In Paris, she enrolled in the Académie Julian and took lessons with Tony Robert-Fleury, Gustave Boulanger, and Jules-Joseph Lefebvre, before returning to the United States in October 1883. She then learned to etch under the tutelage of Gabrielle de Veaux Clements, and in 1884 exhibited Study of a Girl's Head, likely her first print, at the New York Etching Club. At some point she also had lessons with Christian Schussele.

She soon began moving in a circle with numerous other women artists, including Elizabeth Boott, Cecilia Beaux, and Mary Franklin, often summering with them along the East Coast. In 1881, she toured France and Belgium with Ellen Day Hale, a distant cousin, and with Helen Mary Knowlton. In April 1886 she married the sculptor Henry Kirke Bush-Brown and moved to his home in Newburgh, New York.

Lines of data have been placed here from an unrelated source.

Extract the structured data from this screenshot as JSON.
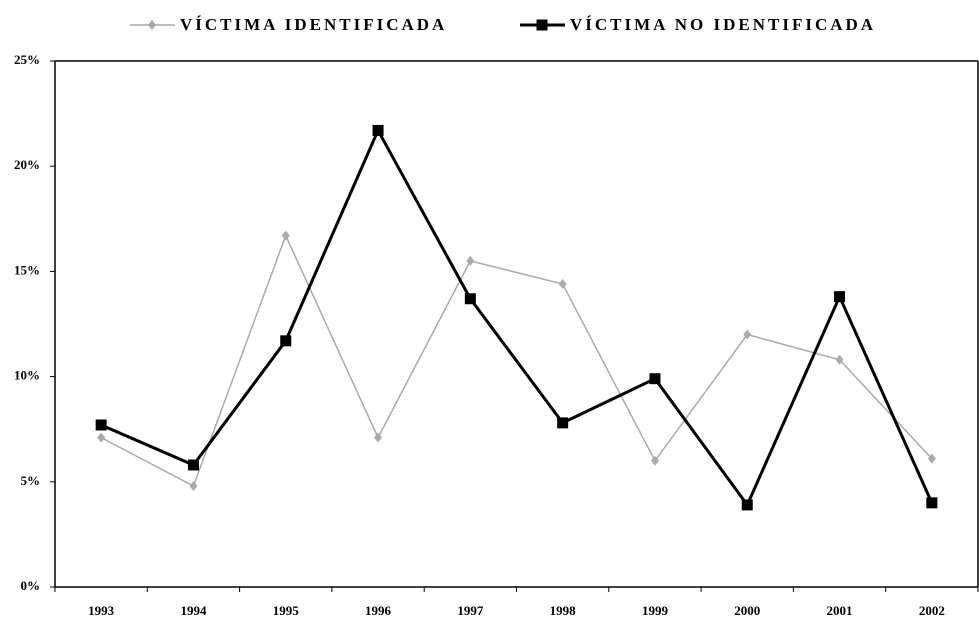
{
  "chart_data": {
    "type": "line",
    "categories": [
      "1993",
      "1994",
      "1995",
      "1996",
      "1997",
      "1998",
      "1999",
      "2000",
      "2001",
      "2002"
    ],
    "series": [
      {
        "name": "VÍCTIMA IDENTIFICADA",
        "color": "#aaaaaa",
        "marker": "diamond",
        "values": [
          7.1,
          4.8,
          16.7,
          7.1,
          15.5,
          14.4,
          6.0,
          12.0,
          10.8,
          6.1
        ]
      },
      {
        "name": "VÍCTIMA NO IDENTIFICADA",
        "color": "#000000",
        "marker": "square",
        "values": [
          7.7,
          5.8,
          11.7,
          21.7,
          13.7,
          7.8,
          9.9,
          3.9,
          13.8,
          4.0
        ]
      }
    ],
    "ylim": [
      0,
      25
    ],
    "yticks": [
      {
        "value": 0,
        "label": "0%"
      },
      {
        "value": 5,
        "label": "5%"
      },
      {
        "value": 10,
        "label": "10%"
      },
      {
        "value": 15,
        "label": "15%"
      },
      {
        "value": 20,
        "label": "20%"
      },
      {
        "value": 25,
        "label": "25%"
      }
    ],
    "grid": false,
    "legend": "top"
  }
}
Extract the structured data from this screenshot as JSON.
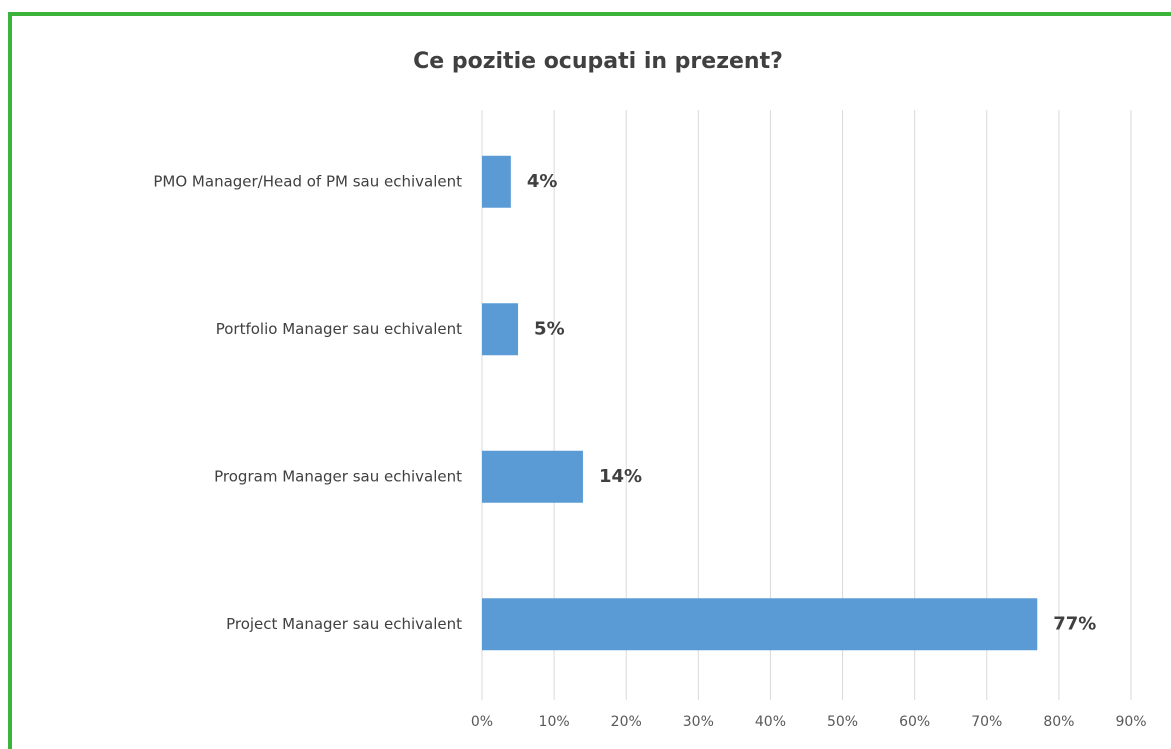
{
  "chart_data": {
    "type": "barh",
    "title": "Ce pozitie ocupati in prezent?",
    "categories": [
      "PMO Manager/Head of PM sau echivalent",
      "Portfolio Manager sau echivalent",
      "Program Manager sau echivalent",
      "Project Manager sau echivalent"
    ],
    "values": [
      4,
      5,
      14,
      77
    ],
    "value_labels": [
      "4%",
      "5%",
      "14%",
      "77%"
    ],
    "color": "#5b9bd5",
    "xlim": [
      0,
      90
    ],
    "xticks": [
      {
        "value": 0,
        "label": "0%"
      },
      {
        "value": 10,
        "label": "10%"
      },
      {
        "value": 20,
        "label": "20%"
      },
      {
        "value": 30,
        "label": "30%"
      },
      {
        "value": 40,
        "label": "40%"
      },
      {
        "value": 50,
        "label": "50%"
      },
      {
        "value": 60,
        "label": "60%"
      },
      {
        "value": 70,
        "label": "70%"
      },
      {
        "value": 80,
        "label": "80%"
      },
      {
        "value": 90,
        "label": "90%"
      }
    ],
    "grid": true
  }
}
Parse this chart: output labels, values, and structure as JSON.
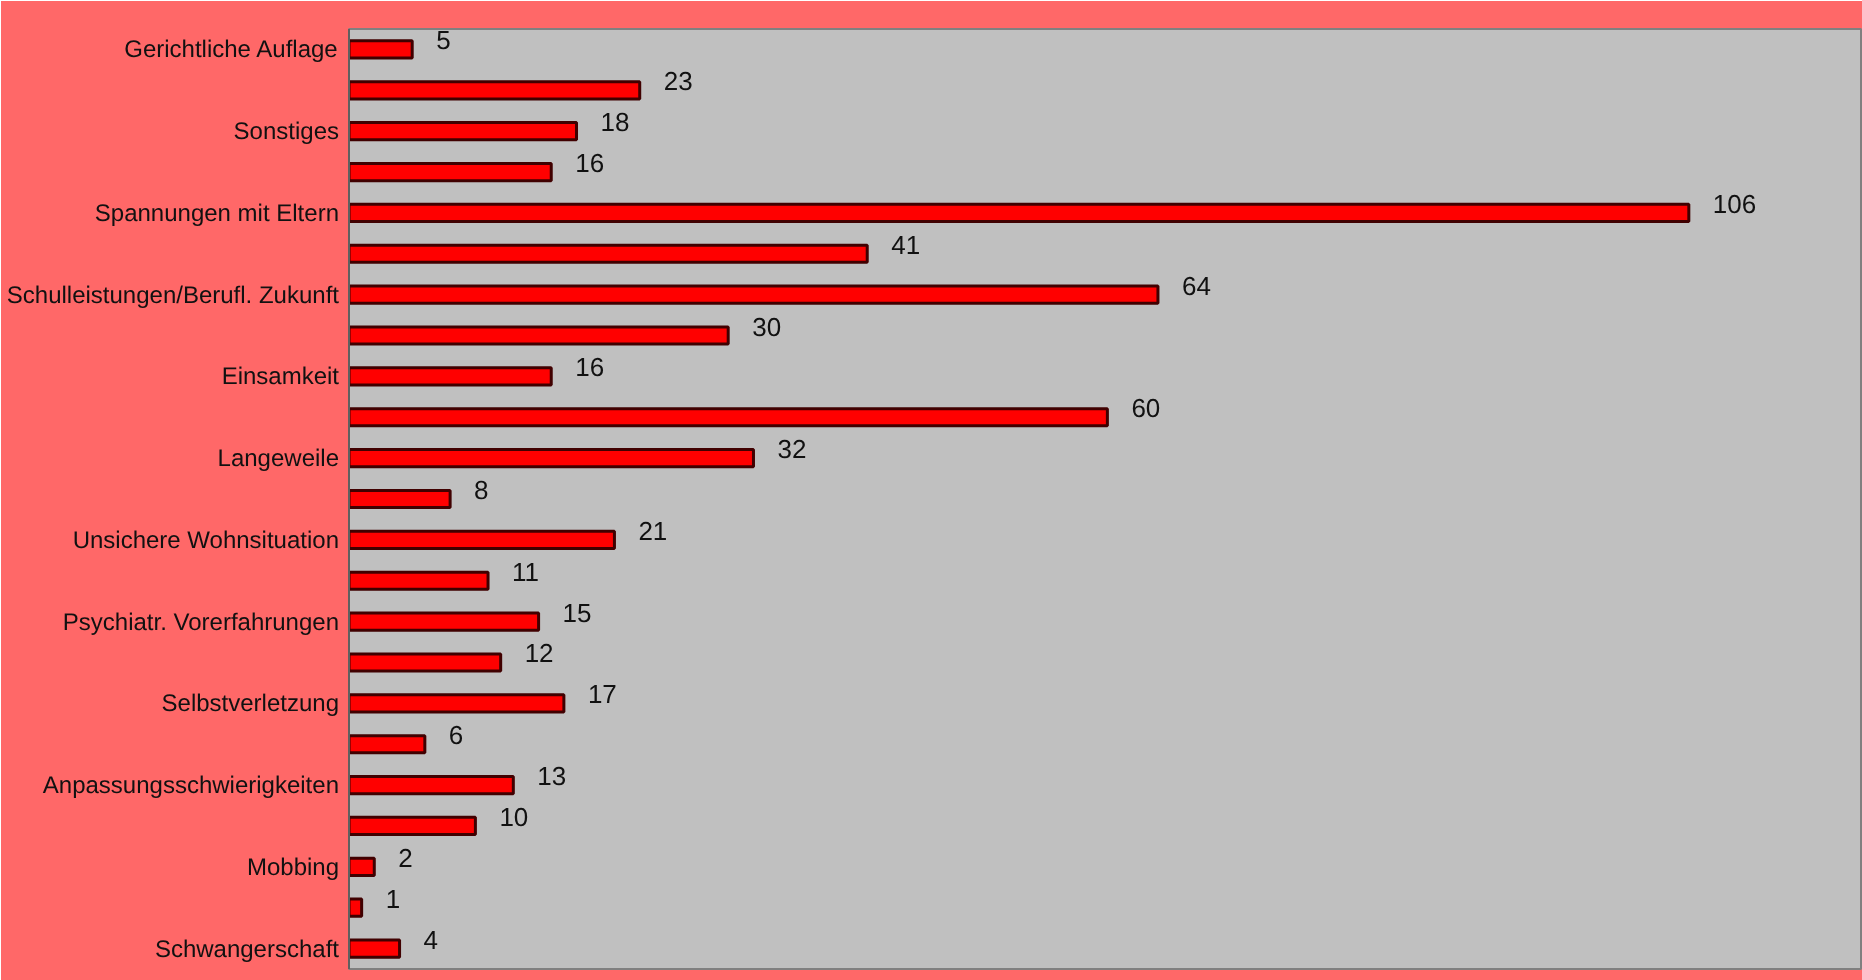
{
  "chart_data": {
    "type": "bar",
    "orientation": "horizontal",
    "data_labels": true,
    "grid": false,
    "color": "#ff0000",
    "categories": [
      "Gerichtliche Auflage",
      null,
      "Sonstiges",
      null,
      "Spannungen mit Eltern",
      null,
      "Schulleistungen/Berufl. Zukunft",
      null,
      "Einsamkeit",
      null,
      "Langeweile",
      null,
      "Unsichere Wohnsituation",
      null,
      "Psychiatr. Vorerfahrungen",
      null,
      "Selbstverletzung",
      null,
      "Anpassungsschwierigkeiten",
      null,
      "Mobbing",
      null,
      "Schwangerschaft"
    ],
    "values": [
      5,
      23,
      18,
      16,
      106,
      41,
      64,
      30,
      16,
      60,
      32,
      8,
      21,
      11,
      15,
      12,
      17,
      6,
      13,
      10,
      2,
      1,
      4
    ]
  }
}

The couple later relocated to Washington, D.C., where Margaret worked as a portraitist and miniaturist. Her husband died in 1935, but she remained in Washington until 1941. In that year she moved to Pennsylvania, where she died three years later at the home of her son James in Ambler. The Bush-Browns had three surviving children, two sons, Harold and James, who became architects and a daughter, Lydia, who achieved some renown as an artist herself.

Portrait of Worcester Reed Warner (Warner Library, Tarrytown, NY)

In addition to exhibiting on her own, Margaret Bush-Brown would sometimes show work jointly with her husband and, later, with their daughter. In 1883 she exhibited at the Paris Salon. Bush-Brown exhibited her work at the Palace of Fine Arts and painted a mural Spring for the Pennsylvania State Building at the 1893 World's Columbian Exposition in Chicago, Illinois. She won a number of prizes for her work during her career, and she was the subject of a retrospective exhibition at the Corcoran Gallery of Art in 1911.

Her portrait of Ellen Day Hale is owned by the Smithsonian American Art Museum. A pair of portraits, of physician John Murray and Mary Boyles, are owned by the Norfolk and Norwich University Hospital. Her portrait of mechanical engineer and philanthropist Worcester Reed Warner is displayed in the Warner Library in Tarrytown, New York. A self-portrait, dated 1914 and currently in the collection of the Pennsylvania Academy of the Fine Arts, was included in the inaugural exhibition of the National Museum of Women in the Arts, American Women Artists 1830-1930, in 1987.

Bush-Brown's papers, together with those of other members of her family, are today held at Smith College.